The University Art Gallery (UAG) at the University of California, San Diego present an exhibition of Argentine political art produced in the public sphere over the past fifteen years. Most of the works included in this exhibition are being presented in the United States for the first time. Arrhythmias of Counter-Production: Engaged Art in Argentina, 1995–2011 is running from October 6 to January 20 with an opening reception with the curator on October 6 at 5:30pm. The exhibit was curated especially for the UAG by Jennifer Flores Sternad, a doctoral candidate in the Department of Social and Cultural Analysis at NYU and a leading critic and scholar of political art in the Americas.

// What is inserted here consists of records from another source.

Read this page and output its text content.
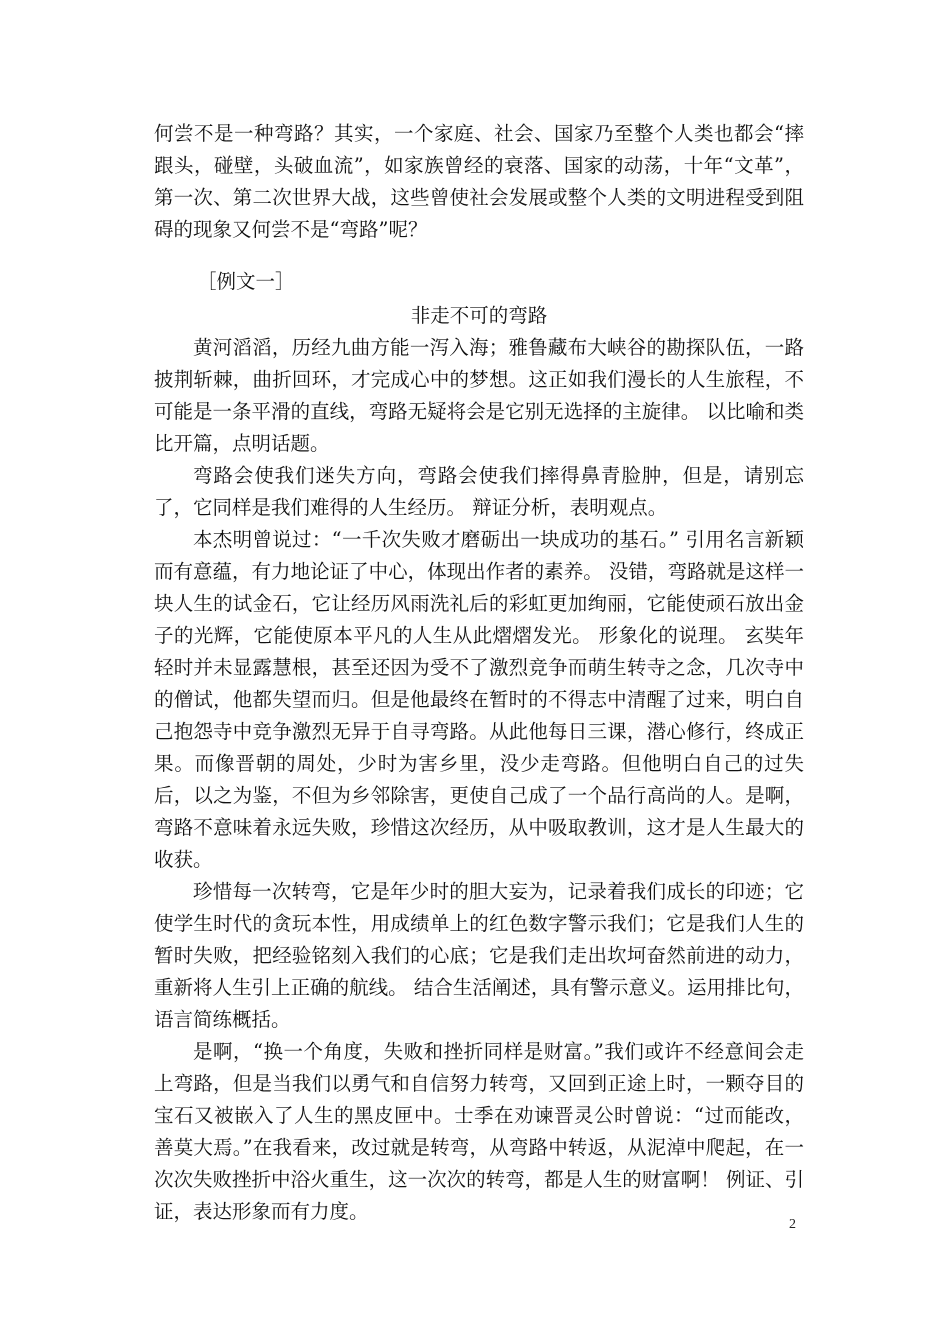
何尝不是一种弯路？其实，一个家庭、社会、国家乃至整个人类也都会“摔跟头，碰壁，头破血流”，如家族曾经的衰落、国家的动荡，十年“文革”，第一次、第二次世界大战，这些曾使社会发展或整个人类的文明进程受到阻碍的现象又何尝不是“弯路”呢？

［例文一］

非走不可的弯路

黄河滔滔，历经九曲方能一泻入海；雅鲁藏布大峡谷的勘探队伍，一路披荆斩棘，曲折回环，才完成心中的梦想。这正如我们漫长的人生旅程，不可能是一条平滑的直线，弯路无疑将会是它别无选择的主旋律。 以比喻和类比开篇，点明话题。

弯路会使我们迷失方向，弯路会使我们摔得鼻青脸肿，但是，请别忘了，它同样是我们难得的人生经历。 辩证分析，表明观点。

本杰明曾说过：“一千次失败才磨砺出一块成功的基石。” 引用名言新颖而有意蕴，有力地论证了中心，体现出作者的素养。 没错，弯路就是这样一块人生的试金石，它让经历风雨洗礼后的彩虹更加绚丽，它能使顽石放出金子的光辉，它能使原本平凡的人生从此熠熠发光。 形象化的说理。 玄奘年轻时并未显露慧根，甚至还因为受不了激烈竞争而萌生转寺之念，几次寺中的僧试，他都失望而归。但是他最终在暂时的不得志中清醒了过来，明白自己抱怨寺中竞争激烈无异于自寻弯路。从此他每日三课，潜心修行，终成正果。而像晋朝的周处，少时为害乡里，没少走弯路。但他明白自己的过失后，以之为鉴，不但为乡邻除害，更使自己成了一个品行高尚的人。是啊，弯路不意味着永远失败，珍惜这次经历，从中吸取教训，这才是人生最大的收获。

珍惜每一次转弯，它是年少时的胆大妄为，记录着我们成长的印迹；它使学生时代的贪玩本性，用成绩单上的红色数字警示我们；它是我们人生的暂时失败，把经验铭刻入我们的心底；它是我们走出坎坷奋然前进的动力，重新将人生引上正确的航线。 结合生活阐述，具有警示意义。运用排比句，语言简练概括。

是啊，“换一个角度，失败和挫折同样是财富。”我们或许不经意间会走上弯路，但是当我们以勇气和自信努力转弯，又回到正途上时，一颗夺目的宝石又被嵌入了人生的黑皮匣中。士季在劝谏晋灵公时曾说：“过而能改，善莫大焉。”在我看来，改过就是转弯，从弯路中转返，从泥淖中爬起，在一次次失败挫折中浴火重生，这一次次的转弯，都是人生的财富啊！ 例证、引证，表达形象而有力度。

2
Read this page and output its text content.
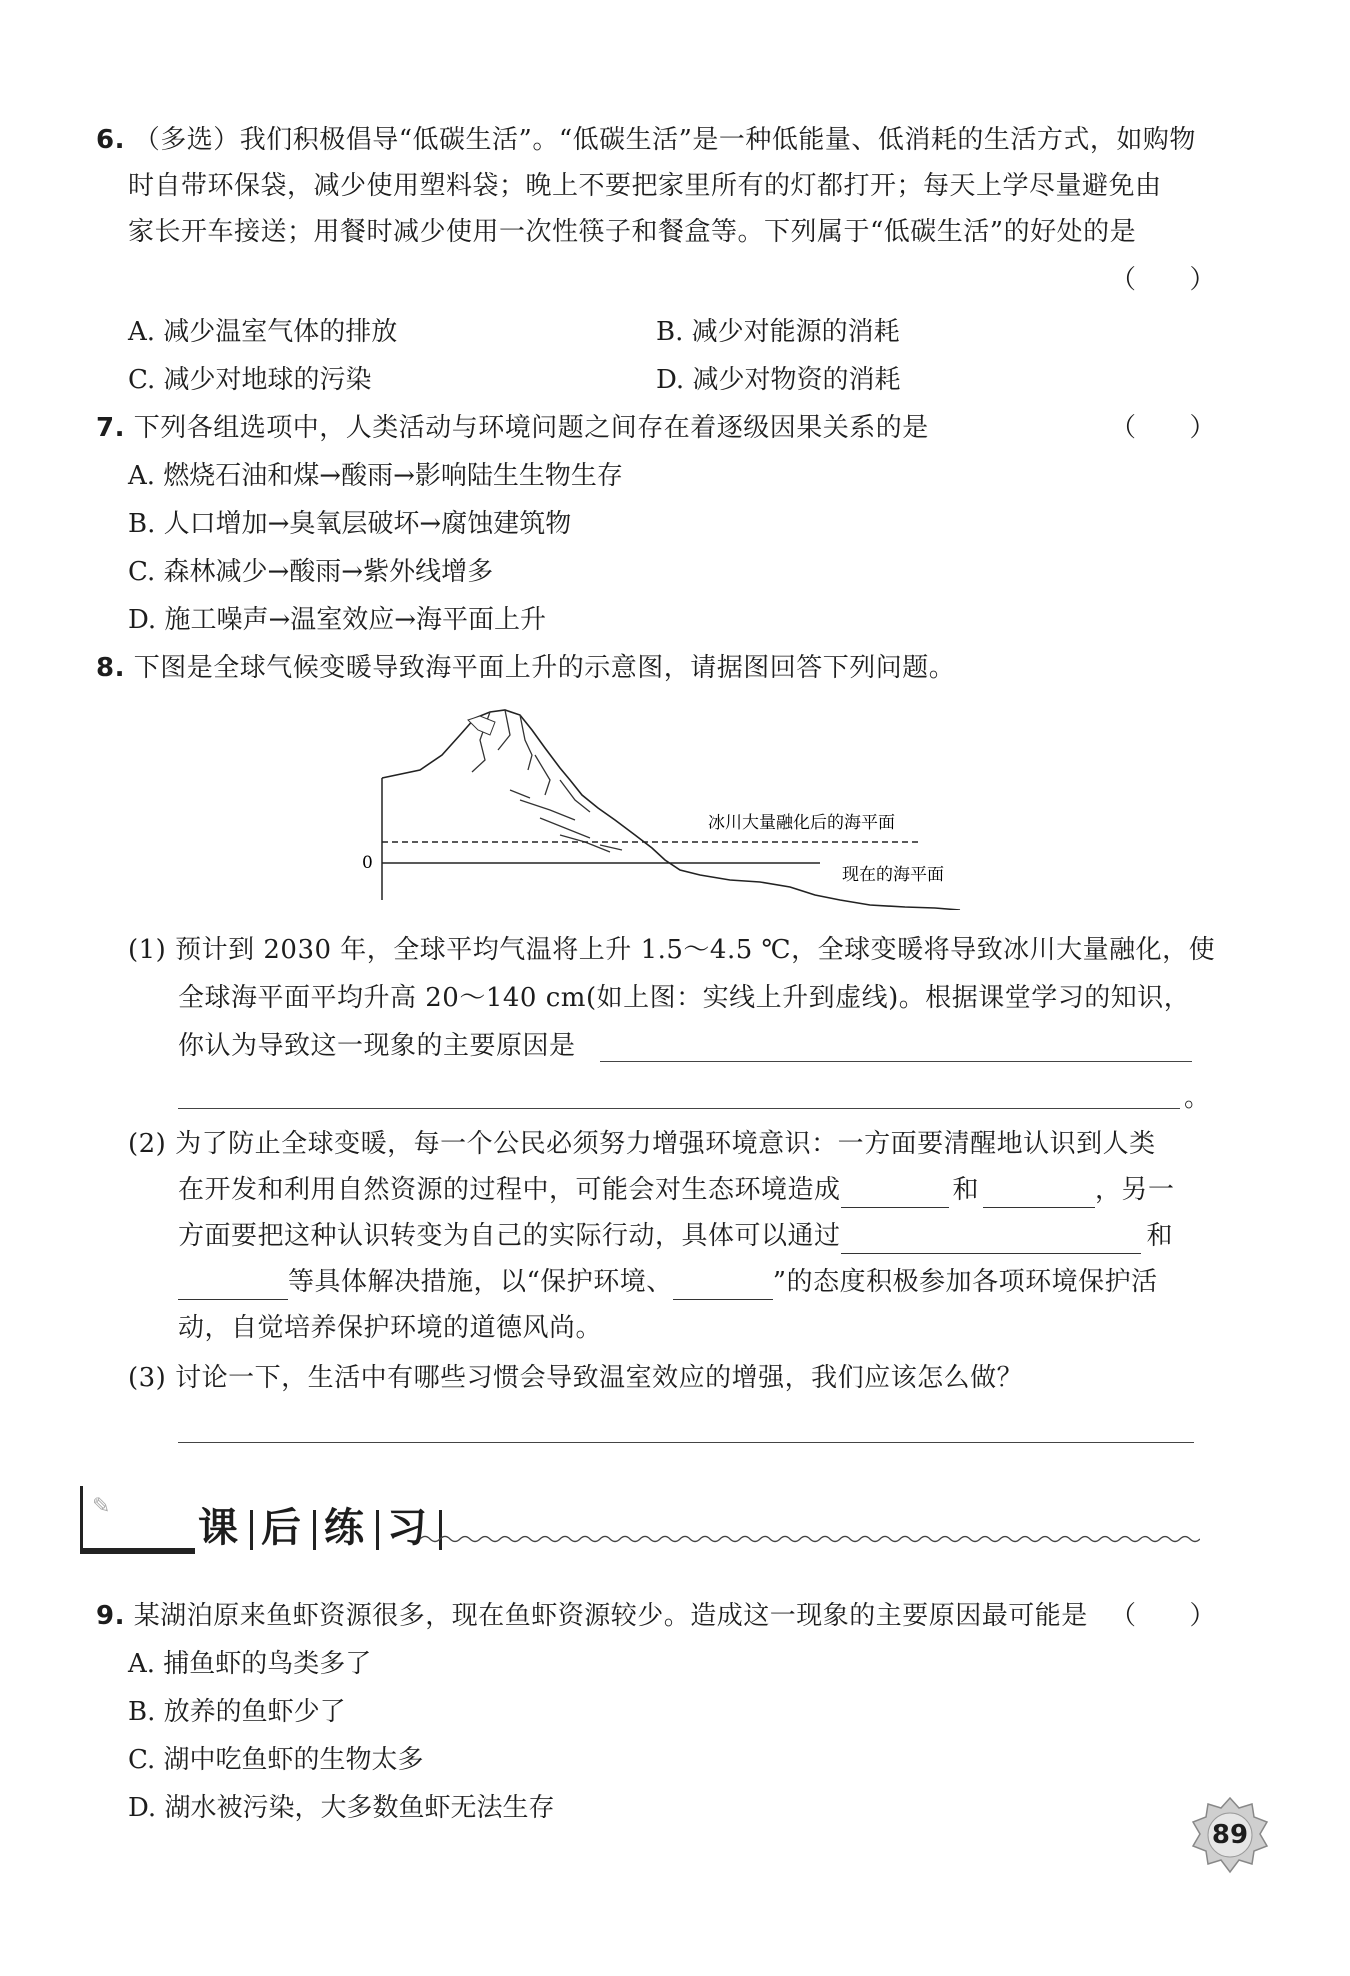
6. （多选）我们积极倡导“低碳生活”。“低碳生活”是一种低能量、低消耗的生活方式，如购物
时自带环保袋，减少使用塑料袋；晚上不要把家里所有的灯都打开；每天上学尽量避免由
家长开车接送；用餐时减少使用一次性筷子和餐盒等。下列属于“低碳生活”的好处的是
（　　）
A. 减少温室气体的排放	B. 减少对能源的消耗
C. 减少对地球的污染	D. 减少对物资的消耗
7. 下列各组选项中，人类活动与环境问题之间存在着逐级因果关系的是	（　　）
A. 燃烧石油和煤→酸雨→影响陆生生物生存
B. 人口增加→臭氧层破坏→腐蚀建筑物
C. 森林减少→酸雨→紫外线增多
D. 施工噪声→温室效应→海平面上升
8. 下图是全球气候变暖导致海平面上升的示意图，请据图回答下列问题。
0
冰川大量融化后的海平面
现在的海平面
(1) 预计到 2030 年，全球平均气温将上升 1.5～4.5 ℃，全球变暖将导致冰川大量融化，使
全球海平面平均升高 20～140 cm(如上图：实线上升到虚线)。根据课堂学习的知识，
你认为导致这一现象的主要原因是
。
(2) 为了防止全球变暖，每一个公民必须努力增强环境意识：一方面要清醒地认识到人类
在开发和利用自然资源的过程中，可能会对生态环境造成	和	，另一
方面要把这种认识转变为自己的实际行动，具体可以通过	和
等具体解决措施，以“保护环境、	”的态度积极参加各项环境保护活
动，自觉培养保护环境的道德风尚。
(3) 讨论一下，生活中有哪些习惯会导致温室效应的增强，我们应该怎么做？
✎ 课 后 练 习
9. 某湖泊原来鱼虾资源很多，现在鱼虾资源较少。造成这一现象的主要原因最可能是 （　　）
A. 捕鱼虾的鸟类多了
B. 放养的鱼虾少了
C. 湖中吃鱼虾的生物太多
D. 湖水被污染，大多数鱼虾无法生存
89
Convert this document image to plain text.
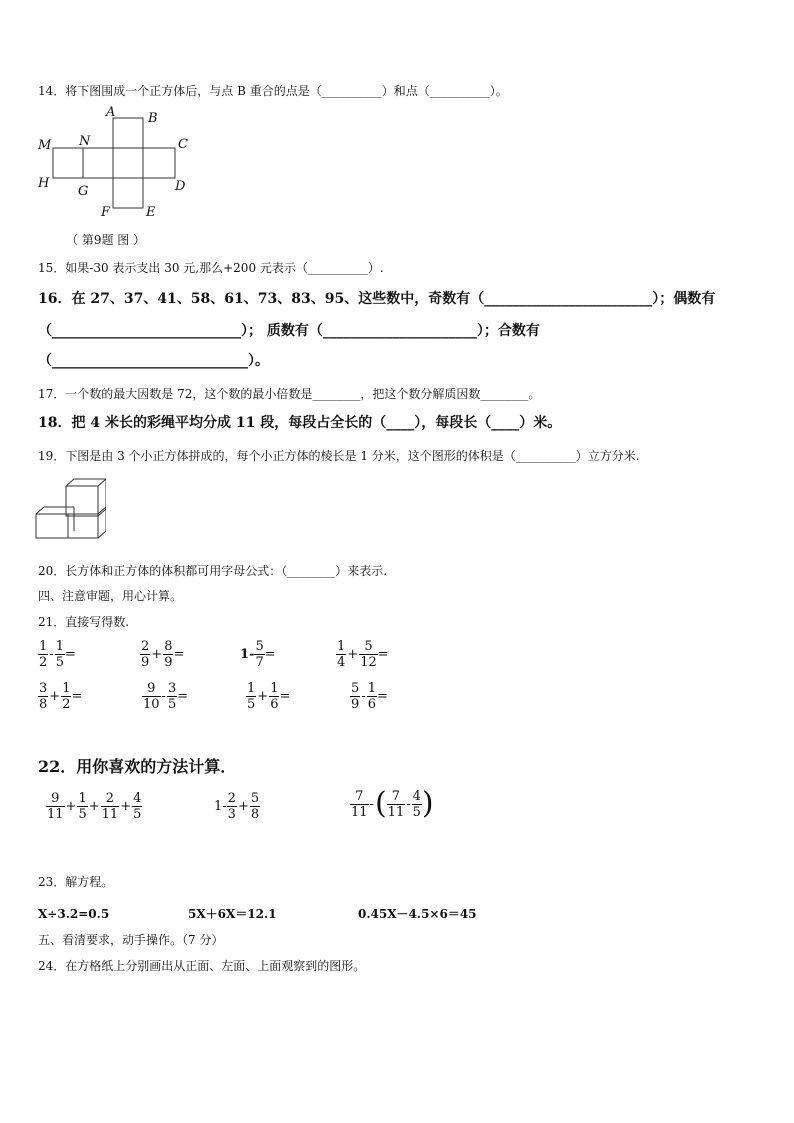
14．将下图围成一个正方体后，与点 B 重合的点是（__________）和点（__________）。
A	B
C
D
E
F
G
H
M N
（ 第9题 图 ）
15．如果-30 表示支出 30 元,那么+200 元表示（__________）.
16．在 27、37、41、58、61、73、83、95、这些数中，奇数有（________________________）；偶数有
（___________________________）； 质数有（______________________）；合数有
（____________________________）。
17．一个数的最大因数是 72，这个数的最小倍数是________，把这个数分解质因数________。
18．把 4 米长的彩绳平均分成 11 段，每段占全长的（____），每段长（____）米。
19．下图是由 3 个小正方体拼成的，每个小正方体的棱长是 1 分米，这个图形的体积是（__________）立方分米.
20．长方体和正方体的体积都可用字母公式：（________）来表示.
四、注意审题，用心计算。
21．直接写得数.
$\frac{1}{2} - \frac{1}{5}$ =	$\frac{2}{9} + \frac{8}{9}$ =	$1- \frac{5}{7}$ =	$\frac{1}{4} + \frac{5}{12}$ =
$\frac{3}{8} + \frac{1}{2}$ =	$\frac{9}{10} - \frac{3}{5}$ =	$\frac{1}{5} + \frac{1}{6}$ =	$\frac{5}{9} - \frac{1}{6}$ =
22．用你喜欢的方法计算．
$\frac{9}{11} + \frac{1}{5} + \frac{2}{11} + \frac{4}{5}$	$1- \frac{2}{3} + \frac{5}{8}$	$\frac{7}{11}$ - ( $\frac{7}{11} - \frac{4}{5}$ )
23．解方程。
X÷3.2=0.5	5X＋6X＝12.1	0.45X－4.5×6＝45
五、看清要求，动手操作。（7 分）
24．在方格纸上分别画出从正面、左面、上面观察到的图形。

Arrhythmias will showcase art practices developed in Argentina since the mid-1990s that demonstrate exceptionally creative, and widely diverse, modes of engagement with present-day social and political struggles. The artists featured in the exhibition combine artistic practices and the pursuit of creative experimentation with methodologies and epistemologies, such as those associated with militant research, radical pedagogy, direct action, community organizing, critical cartography, tactical media and Brechtian theater. Many of the projects in the exhibition were developed through direct contact with, or in explicit alignment with, left social movements. In some cases, the artistic practice was coextensive with popular forms of struggle or grass-roots organizing. Other projects include anti-imperialist historiographical interventions that interweave the Southern Cone's colonial history with its present-day neoliberal order, studies of vast informal economies and the migrant and local labor that sustains them, and provocative street performances and media interventions that reveal the logic behind the discursive and legal system of anti-terrorism.
If, as Ruth Gilmore writes, "Crisis signals systemic social change whose outcome is determined through struggle," the works in this exhibition trace the contours of this struggle over the past decade, up to the present. In doing so, they reject official representations of stability and development, defy the image of a kinder and gentler "normal" capitalism and interrogate the political theater through which these ideas are promoted. Dismantling the narrative of crisis and "recovery," they instead reveal the conditions of stability for the crisis state, and what it costs in labor, terror and even life.
Gallery Hours: Tuesday & Thursday 11:00am–5:00pm, Wednesday & Friday 11:00am–7:30pm.